The first floor of Deaconess Clinic Downtown also will be home to the Vision Care Center. Once a part of the Welborn Clinic, the Vision Care Center separated from Welborn and created a new company during the merger with Deaconess. However, they still maintained office space in the former clinic.
“They had a very strong desire to move into the new building when they found out our plans,” says Dingman. “They’ve been a great partner, and we’ve liked having them located in our facility. It was a good opportunity for both of us.”
Another positive that comes from an upgraded facility that is tailored to the clinic’s needs is the change in how physicians, specialists, nurses, and staff collaborate. For Smith, the arrangement of departments and offices in the former clinic made it difficult to talk with colleagues about patients’ problems.
“Before, we were kind of isolated in our own little areas. Here, we have a more open system,” he adds. “We are much closer together. We have internal medicine doctors to speak with, behavioral health around the corner, where before we would have not had direct access to other colleagues to collaborate about patients.”
Even the lunchroom has been designed to promote that connection, utilizing a whiteboard and open spaces to allow for small meetings and conferences.
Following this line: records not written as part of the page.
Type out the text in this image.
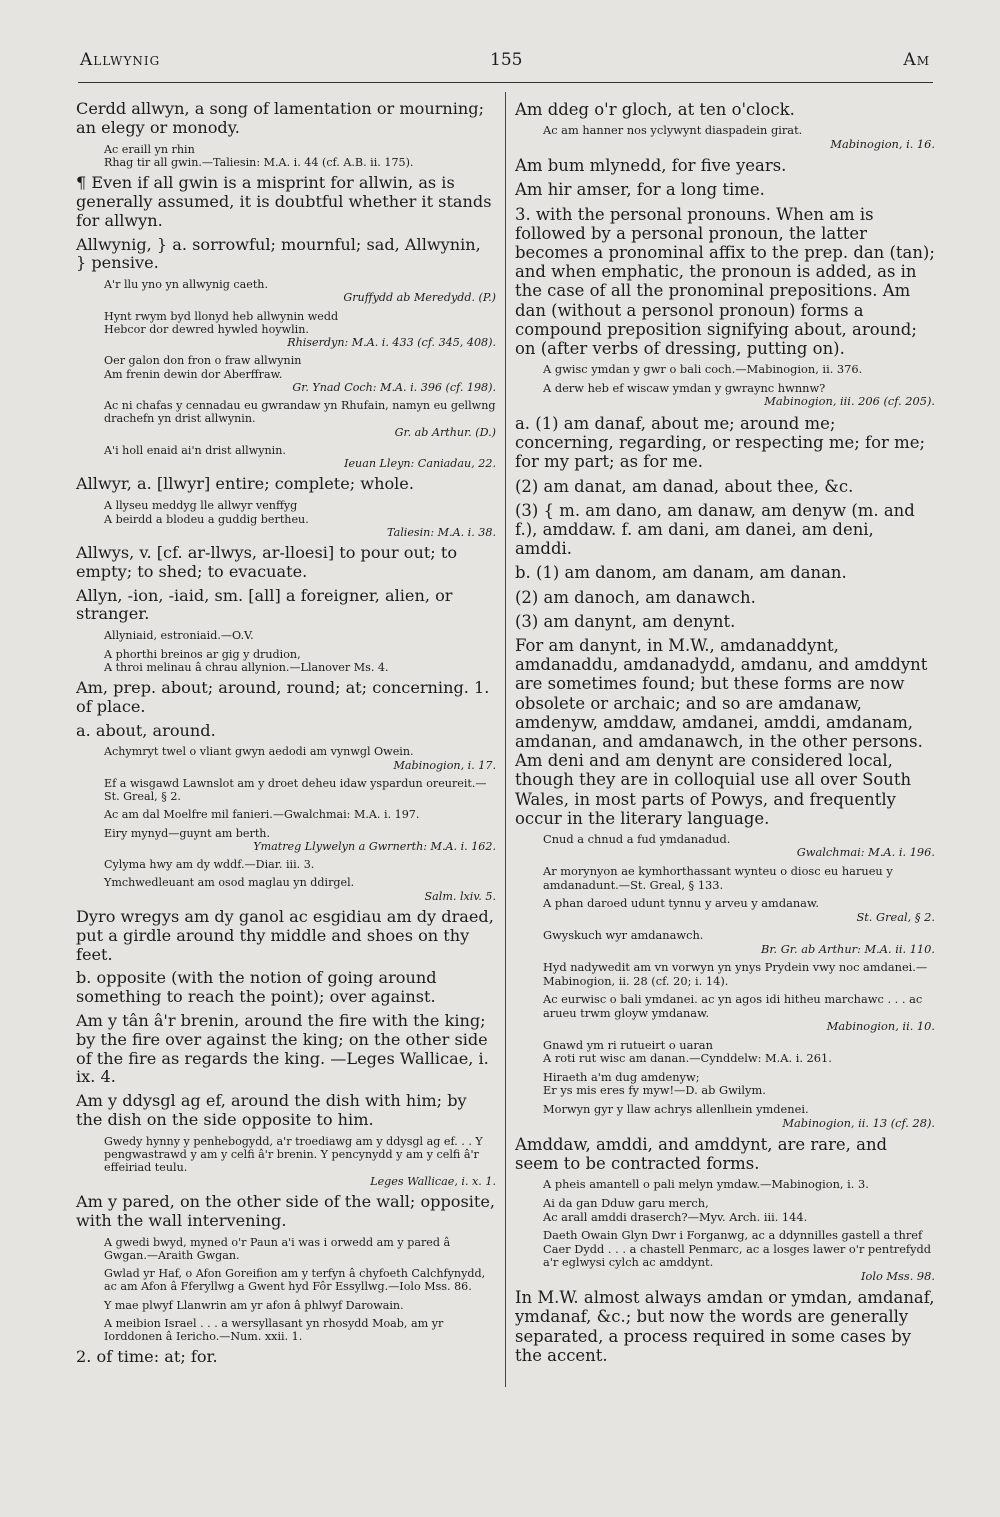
Allwynig	155	Am
Cerdd allwyn, a song of lamentation or mourning; an elegy or monody.
Ac eraill yn rhin
Rhag tir all gwin.—Taliesin: M.A. i. 44 (cf. A.B. ii. 175).
¶ Even if all gwin is a misprint for allwin, as is generally assumed, it is doubtful whether it stands for allwyn.
Allwynig, } a. sorrowful; mournful; sad, Allwynin, } pensive.
A'r llu yno yn allwynig caeth.
Gruffydd ab Meredydd. (P.)
Hynt rwym byd llonyd heb allwynin wedd
Hebcor dor dewred hywled hoywlin.
Rhiserdyn: M.A. i. 433 (cf. 345, 408).
Oer galon don fron o fraw allwynin
Am frenin dewin dor Aberffraw.
Gr. Ynad Coch: M.A. i. 396 (cf. 198).
Ac ni chafas y cennadau eu gwrandaw yn Rhufain, namyn eu gellwng drachefn yn drist allwynin.
Gr. ab Arthur. (D.)
A'i holl enaid ai'n drist allwynin.
Ieuan Lleyn: Caniadau, 22.
Allwyr, a. [llwyr] entire; complete; whole.
A llyseu meddyg lle allwyr venffyg
A beirdd a blodeu a guddig bertheu.
Taliesin: M.A. i. 38.
Allwys, v. [cf. ar-llwys, ar-lloesi] to pour out; to empty; to shed; to evacuate.
Allyn, -ion, -iaid, sm. [all] a foreigner, alien, or stranger.
Allyniaid, estroniaid.—O.V.
A phorthi breinos ar gig y drudion,
A throi melinau â chrau allynion.—Llanover Ms. 4.
Am, prep. about; around, round; at; concerning. 1. of place.
a. about, around.
Achymryt twel o vliant gwyn aedodi am vynwgl Owein.
Mabinogion, i. 17.
Ef a wisgawd Lawnslot am y droet deheu idaw yspardun oreureit.—St. Greal, § 2.
Ac am dal Moelfre mil fanieri.—Gwalchmai: M.A. i. 197.
Eiry mynyd—guynt am berth.
Ymatreg Llywelyn a Gwrnerth: M.A. i. 162.
Cylyma hwy am dy wddf.—Diar. iii. 3.
Ymchwedleuant am osod maglau yn ddirgel.
Salm. lxiv. 5.
Dyro wregys am dy ganol ac esgidiau am dy draed, put a girdle around thy middle and shoes on thy feet.
b. opposite (with the notion of going around something to reach the point); over against.
Am y tân â'r brenin, around the fire with the king; by the fire over against the king; on the other side of the fire as regards the king. —Leges Wallicae, i. ix. 4.
Am y ddysgl ag ef, around the dish with him; by the dish on the side opposite to him.
Gwedy hynny y penhebogydd, a'r troediawg am y ddysgl ag ef. . . Y pengwastrawd y am y celfi â'r brenin. Y pencynydd y am y celfi â'r effeiriad teulu.
Leges Wallicae, i. x. 1.
Am y pared, on the other side of the wall; opposite, with the wall intervening.
A gwedi bwyd, myned o'r Paun a'i was i orwedd am y pared â Gwgan.—Araith Gwgan.
Gwlad yr Haf, o Afon Goreifion am y terfyn â chyfoeth Calchfynydd, ac am Afon â Fferyllwg a Gwent hyd Fôr Essyllwg.—Iolo Mss. 86.
Y mae plwyf Llanwrin am yr afon â phlwyf Darowain.
A meibion Israel . . . a wersyllasant yn rhosydd Moab, am yr Iorddonen â Iericho.—Num. xxii. 1.
2. of time: at; for.
Am ddeg o'r gloch, at ten o'clock.
Ac am hanner nos yclywynt diaspadein girat.
Mabinogion, i. 16.
Am bum mlynedd, for five years.
Am hir amser, for a long time.
3. with the personal pronouns. When am is followed by a personal pronoun, the latter becomes a pronominal affix to the prep. dan (tan); and when emphatic, the pronoun is added, as in the case of all the pronominal prepositions. Am dan (without a personol pronoun) forms a compound preposition signifying about, around; on (after verbs of dressing, putting on).
A gwisc ymdan y gwr o bali coch.—Mabinogion, ii. 376.
A derw heb ef wiscaw ymdan y gwraync hwnnw?
Mabinogion, iii. 206 (cf. 205).
a. (1) am danaf, about me; around me; concerning, regarding, or respecting me; for me; for my part; as for me.
(2) am danat, am danad, about thee, &c.
(3) { m. am dano, am danaw, am denyw (m. and f.), amddaw. f. am dani, am danei, am deni, amddi.
b. (1) am danom, am danam, am danan.
(2) am danoch, am danawch.
(3) am danynt, am denynt.
For am danynt, in M.W., amdanaddynt, amdanaddu, amdanadydd, amdanu, and amddynt are sometimes found; but these forms are now obsolete or archaic; and so are amdanaw, amdenyw, amddaw, amdanei, amddi, amdanam, amdanan, and amdanawch, in the other persons. Am deni and am denynt are considered local, though they are in colloquial use all over South Wales, in most parts of Powys, and frequently occur in the literary language.
Cnud a chnud a fud ymdanadud.
Gwalchmai: M.A. i. 196.
Ar morynyon ae kymhorthassant wynteu o diosc eu harueu y amdanadunt.—St. Greal, § 133.
A phan daroed udunt tynnu y arveu y amdanaw.
St. Greal, § 2.
Gwyskuch wyr amdanawch.
Br. Gr. ab Arthur: M.A. ii. 110.
Hyd nadywedit am vn vorwyn yn ynys Prydein vwy noc amdanei.—Mabinogion, ii. 28 (cf. 20; i. 14).
Ac eurwisc o bali ymdanei. ac yn agos idi hitheu marchawc . . . ac arueu trwm gloyw ymdanaw.
Mabinogion, ii. 10.
Gnawd ym ri rutueirt o uaran
A roti rut wisc am danan.—Cynddelw: M.A. i. 261.
Hiraeth a'm dug amdenyw;
Er ys mis eres fy myw!—D. ab Gwilym.
Morwyn gyr y llaw achrys allenllıein ymdenei.
Mabinogion, ii. 13 (cf. 28).
Amddaw, amddi, and amddynt, are rare, and seem to be contracted forms.
A pheis amantell o pali melyn ymdaw.—Mabinogion, i. 3.
Ai da gan Dduw garu merch,
Ac arall amddi draserch?—Myv. Arch. iii. 144.
Daeth Owain Glyn Dwr i Forganwg, ac a ddynnilles gastell a thref Caer Dydd . . . a chastell Penmarc, ac a losges lawer o'r pentrefydd a'r eglwysi cylch ac amddynt.
Iolo Mss. 98.
In M.W. almost always amdan or ymdan, amdanaf, ymdanaf, &c.; but now the words are generally separated, a process required in some cases by the accent.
“The staff feel like they have the space and equipment that will allow them to continue to take great care of their patients,” says Dingman. “They are thankful; they are proud.”
The Deaconess Clinic Downtown also will continue to serve a capacity in helping to train medical students at the nearby Stone Family Center for Health Sciences campus. That proximity is extremely important, says Dingman, as Deaconess partners with local universities to provide as high a level of hands-on training and experience with the health system’s providers as possible.
“It’s also important to many of our nurse practitioners and physicians,” she adds. “They feel they have a responsibility to give back to those who are moving through their own training.”
“Deaconess is very innovative,” says Smith. “They are always bringing new technology to us, new ways of doing things. I look forward to seeing some of that applied here to the new Downtown clinic.”
“We really try to put ourselves where we can be convenient to people in the community that we serve,” says Dingman of the new facility. “We hope this facility provides convenient access to health care for the people who live and work in the Downtown area.”